Tuesday, April 28, 2015

Jackhammers and Elegance

Tuesday 4/28/2015 4:29 AM
My devotional theme this week is creativity. My psalm for the week is Psalm 8, one that depicts the creative work of God in the world. Part of my reading today includes an excerpt from Creativity and Divine Surprise, by Karla M. Kincannon, an artist and writer. She differentiates her work into two categories, that which is inspired by eavesdropping on a conversation between her soul and God and that which is inspired by what she calls her ego self. She writes, “Making ego-centered art feels labor-intensive with no sense of flow about the work. He illuminating moment is absent, the art making becomes like jackhammering through concrete with a nail file. I think I am allowed to have times like these in order to remember from whom the deeper creativity comes.”
Mathematics is much the same. Some proofs of theorems or solutions of equations in mathematics are simply attained by brute force. There is nothing pretty about it. The theorem or equation finally submits after a repeated pounding by a determined solver. The path toward the solution is predictable and uninteresting, albeit, effective.

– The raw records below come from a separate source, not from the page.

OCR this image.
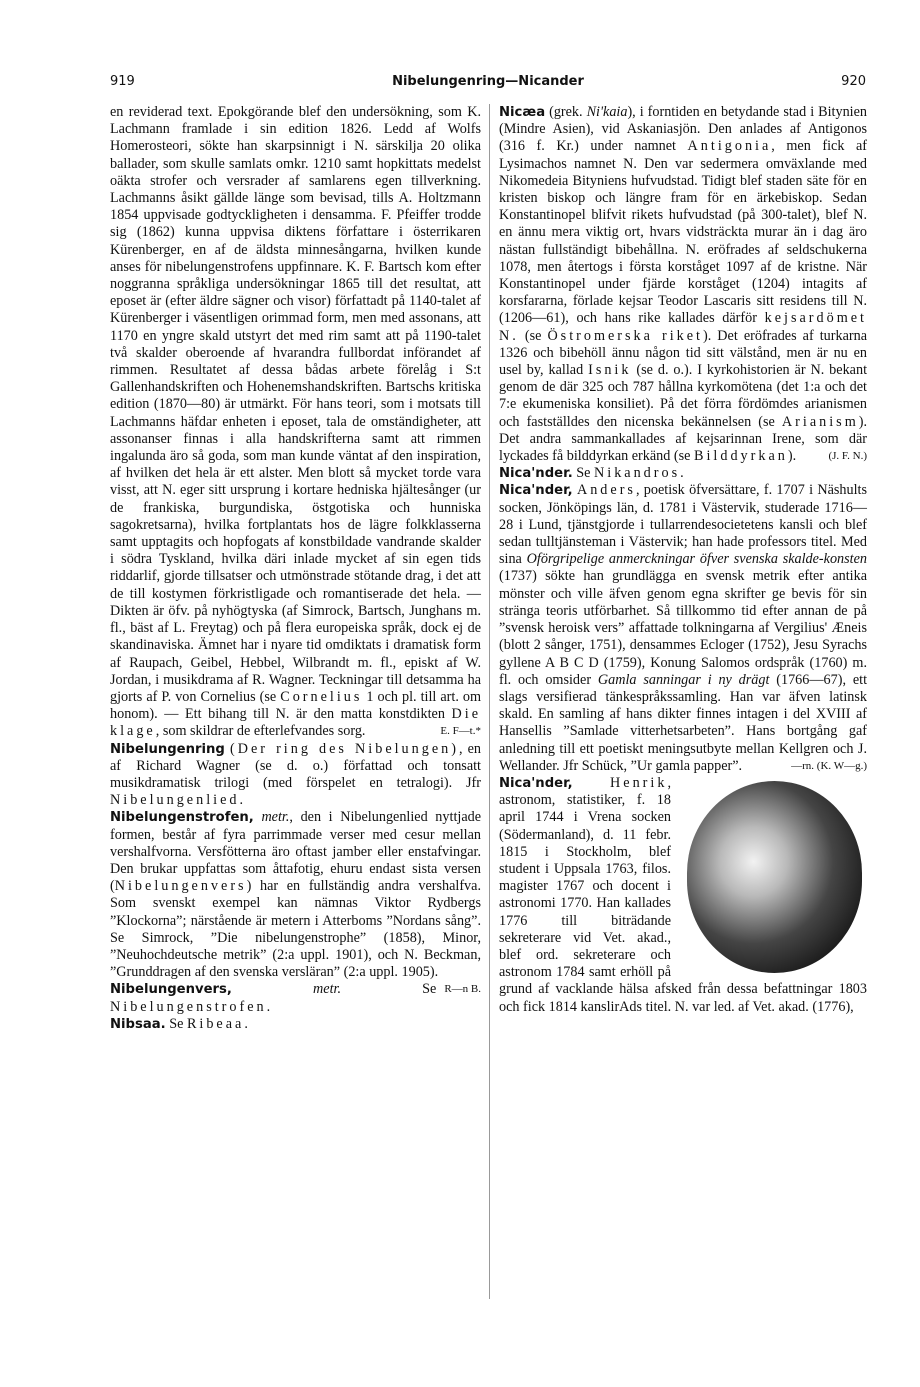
919	Nibelungenring—Nicander	920

en reviderad text. Epokgörande blef den undersökning, som K. Lachmann framlade i sin edition 1826. Ledd af Wolfs Homerosteori, sökte han skarpsinnigt i N. särskilja 20 olika ballader, som skulle samlats omkr. 1210 samt hopkittats medelst oäkta strofer och versrader af samlarens egen tillverkning. Lachmanns åsikt gällde länge som bevisad, tills A. Holtzmann 1854 uppvisade godtyckligheten i densamma. F. Pfeiffer trodde sig (1862) kunna uppvisa diktens författare i österrikaren Kürenberger, en af de äldsta minnesångarna, hvilken kunde anses för nibelungenstrofens uppfinnare. K. F. Bartsch kom efter noggranna språkliga undersökningar 1865 till det resultat, att eposet är (efter äldre sägner och visor) författadt på 1140-talet af Kürenberger i väsentligen orimmad form, men med assonans, att 1170 en yngre skald utstyrt det med rim samt att på 1190-talet två skalder oberoende af hvarandra fullbordat införandet af rimmen. Resultatet af dessa bådas arbete förelåg i S:t Gallenhandskriften och Hohenemshandskriften. Bartschs kritiska edition (1870—80) är utmärkt. För hans teori, som i motsats till Lachmanns häfdar enheten i eposet, tala de omständigheter, att assonanser finnas i alla handskrifterna samt att rimmen ingalunda äro så goda, som man kunde väntat af den inspiration, af hvilken det hela är ett alster. Men blott så mycket torde vara visst, att N. eger sitt ursprung i kortare hedniska hjältesånger (ur de frankiska, burgundiska, östgotiska och hunniska sagokretsarna), hvilka fortplantats hos de lägre folkklasserna samt upptagits och hopfogats af konstbildade vandrande skalder i södra Tyskland, hvilka däri inlade mycket af sin egen tids riddarlif, gjorde tillsatser och utmönstrade stötande drag, i det att de till kostymen förkristligade och romantiserade det hela. — Dikten är öfv. på nyhögtyska (af Simrock, Bartsch, Junghans m. fl., bäst af L. Freytag) och på flera europeiska språk, dock ej de skandinaviska. Ämnet har i nyare tid omdiktats i dramatisk form af Raupach, Geibel, Hebbel, Wilbrandt m. fl., episkt af W. Jordan, i musikdrama af R. Wagner. Teckningar till detsamma ha gjorts af P. von Cornelius (se Cornelius 1 och pl. till art. om honom). — Ett bihang till N. är den matta konstdikten Die klage, som skildrar de efterlefvandes sorg.	E. F—t.*

Nibelungenring (Der ring des Nibelungen), en af Richard Wagner (se d. o.) författad och tonsatt musikdramatisk trilogi (med förspelet en tetralogi). Jfr Nibelungenlied.

Nibelungenstrofen, metr., den i Nibelungenlied nyttjade formen, består af fyra parrimmade verser med cesur mellan vershalfvorna. Versfötterna äro oftast jamber eller enstafvingar. Den brukar uppfattas som åttafotig, ehuru endast sista versen (Nibelungenvers) har en fullständig andra vershalfva. Som svenskt exempel kan nämnas Viktor Rydbergs ”Klockorna”; närstående är metern i Atterboms ”Nordans sång”. Se Simrock, ”Die nibelungenstrophe” (1858), Minor, ”Neuhochdeutsche metrik” (2:a uppl. 1901), och N. Beckman, ”Grunddragen af den svenska versläran” (2:a uppl. 1905).
R—n B.

Nibelungenvers,	metr.	Se Nibelungenstrofen.

Nibsaa. Se Ribeaa.

Nicæa (grek. Ni'kaia), i forntiden en betydande stad i Bitynien (Mindre Asien), vid Askaniasjön. Den anlades af Antigonos (316 f. Kr.) under namnet Antigonia, men fick af Lysimachos namnet N. Den var sedermera omväxlande med Nikomedeia Bityniens hufvudstad. Tidigt blef staden säte för en kristen biskop och längre fram för en ärkebiskop. Sedan Konstantinopel blifvit rikets hufvudstad (på 300-talet), blef N. en ännu mera viktig ort, hvars vidsträckta murar än i dag äro nästan fullständigt bibehållna. N. eröfrades af seldschukerna 1078, men återtogs i första korståget 1097 af de kristne. När Konstantinopel under fjärde korståget (1204) intagits af korsfararna, förlade kejsar Teodor Lascaris sitt residens till N. (1206—61), och hans rike kallades därför kejsardömet N. (se Östromerska riket). Det eröfrades af turkarna 1326 och bibehöll ännu någon tid sitt välstånd, men är nu en usel by, kallad Isnik (se d. o.). I kyrkohistorien är N. bekant genom de där 325 och 787 hållna kyrkomötena (det 1:a och det 7:e ekumeniska konsiliet). På det förra fördömdes arianismen och fastställdes den nicenska bekännelsen (se Arianism). Det andra sammankallades af kejsarinnan Irene, som där lyckades få bilddyrkan erkänd (se Bilddyrkan).	(J. F. N.)

Nica'nder. Se Nikandros.

Nica'nder, Anders, poetisk öfversättare, f. 1707 i Näshults socken, Jönköpings län, d. 1781 i Västervik, studerade 1716—28 i Lund, tjänstgjorde i tullarrendesocietetens kansli och blef sedan tulltjänsteman i Västervik; han hade professors titel. Med sina Oförgripelige anmerckningar öfver svenska skalde-konsten (1737) sökte han grundlägga en svensk metrik efter antika mönster och ville äfven genom egna skrifter ge bevis för sin stränga teoris utförbarhet. Så tillkommo tid efter annan de på ”svensk heroisk vers” affattade tolkningarna af Vergilius' Æneis (blott 2 sånger, 1751), densammes Ecloger (1752), Jesu Syrachs gyllene A B C D (1759), Konung Salomos ordspråk (1760) m. fl. och omsider Gamla sanningar i ny drägt (1766—67), ett slags versifierad tänkespråkssamling. Han var äfven latinsk skald. En samling af hans dikter finnes intagen i del XVIII af Hansellis ”Samlade vitterhetsarbeten”. Hans bortgång gaf anledning till ett poetiskt meningsutbyte mellan Kellgren och J. Wellander. Jfr Schück, ”Ur gamla papper”.	—rn. (K. W—g.)

Nica'nder,	Henrik, astronom, statistiker, f. 18 april 1744 i Vrena socken (Södermanland), d. 11 febr. 1815 i Stockholm, blef student i Uppsala 1763, filos. magister 1767 och docent i astronomi 1770. Han kallades 1776 till biträdande sekreterare vid Vet. akad., blef ord. sekreterare och astronom 1784 samt erhöll på grund af vacklande hälsa afsked från dessa befattningar 1803 och fick 1814 kanslirАds titel. N. var led. af Vet. akad. (1776),
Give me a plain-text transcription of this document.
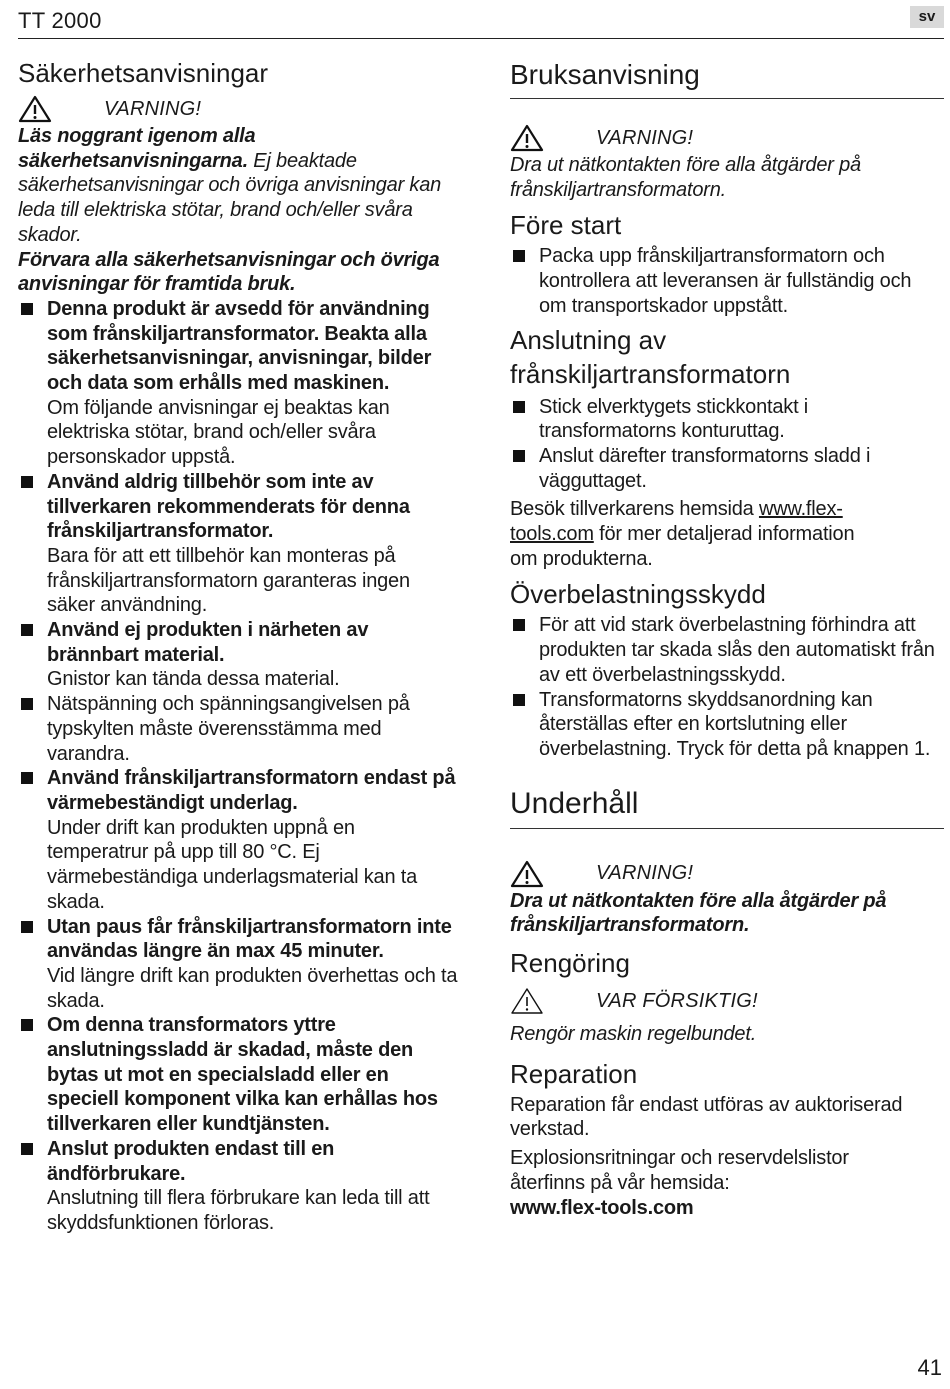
TT 2000	sv
Säkerhetsanvisningar
VARNING!

Läs noggrant igenom alla säkerhetsanvisningarna. Ej beaktade säkerhetsanvisningar och övriga anvisningar kan leda till elektriska stötar, brand och/eller svåra skador.

Förvara alla säkerhetsanvisningar och övriga anvisningar för framtida bruk.

Denna produkt är avsedd för användning som frånskiljartransformator. Beakta alla säkerhetsanvisningar, anvisningar, bilder och data som erhålls med maskinen.
Om följande anvisningar ej beaktas kan elektriska stötar, brand och/eller svåra personskador uppstå.
Använd aldrig tillbehör som inte av tillverkaren rekommenderats för denna frånskiljartransformator.
Bara för att ett tillbehör kan monteras på frånskiljartransformatorn garanteras ingen säker användning.
Använd ej produkten i närheten av brännbart material.
Gnistor kan tända dessa material.
Nätspänning och spänningsangivelsen på typskylten måste överensstämma med varandra.
Använd frånskiljartransformatorn endast på värmebeständigt underlag.
Under drift kan produkten uppnå en temperatrur på upp till 80 °C. Ej värmebeständiga underlagsmaterial kan ta skada.
Utan paus får frånskiljartransformatorn inte användas längre än max 45 minuter.
Vid längre drift kan produkten överhettas och ta skada.
Om denna transformators yttre anslutningssladd är skadad, måste den bytas ut mot en specialsladd eller en speciell komponent vilka kan erhållas hos tillverkaren eller kundtjänsten.
Anslut produkten endast till en ändförbrukare.
Anslutning till flera förbrukare kan leda till att skyddsfunktionen förloras.
Bruksanvisning
VARNING!

Dra ut nätkontakten före alla åtgärder på frånskiljartransformatorn.

Före start
Packa upp frånskiljartransformatorn och kontrollera att leveransen är fullständig och om transportskador uppstått.
Anslutning av frånskiljartransformatorn
Stick elverktygets stickkontakt i transformatorns konturuttag.
Anslut därefter transformatorns sladd i vägguttaget.

Besök tillverkarens hemsida www.flex-tools.com för mer detaljerad information om produkterna.

Överbelastningsskydd
För att vid stark överbelastning förhindra att produkten tar skada slås den automatiskt från av ett överbelastningsskydd.
Transformatorns skyddsanordning kan återställas efter en kortslutning eller överbelastning. Tryck för detta på knappen 1.
Underhåll
VARNING!

Dra ut nätkontakten före alla åtgärder på frånskiljartransformatorn.

Rengöring
VAR FÖRSIKTIG!

Rengör maskin regelbundet.

Reparation

Reparation får endast utföras av auktoriserad verkstad.

Explosionsritningar och reservdelslistor återfinns på vår hemsida:

www.flex-tools.com

41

Other solutions or proofs are attained by an unexpected insight by the solver that results in a solution that is obvious and easy to explain to others. When someone who has struggled for hours to come up with a solution is shown the simplicity of the solution they have a tendency to hit their forehead with the palm of their hand and say, “I could have done that.” In mathematics such a proof is called elegant. It is difficult to define such a term but it is easy to know when you experience it.
My insight into God’s will seems to follow a similar path. Sometimes it comes easily and I know exactly the path I am to follow and the speed at which I should travel. At other times it seems as if I am groping in the dark, reaching for anything that will give me a clue. Months pass, even years, without getting any clear direction or indication of what God desires from me or for me. As Kincannon says, the illuminating moment is absent. She is probably right with her comment about being allowed to have times like that in order to remember from whom the insight comes.
I pray that I will be sensitive to the guiding of the Holy Spirit in my life to experience the joy of discovering an “elegant” insight but that I will also have the tenacity and perseverance to jackhammer through the walls that hold me back with a nail file when necessary.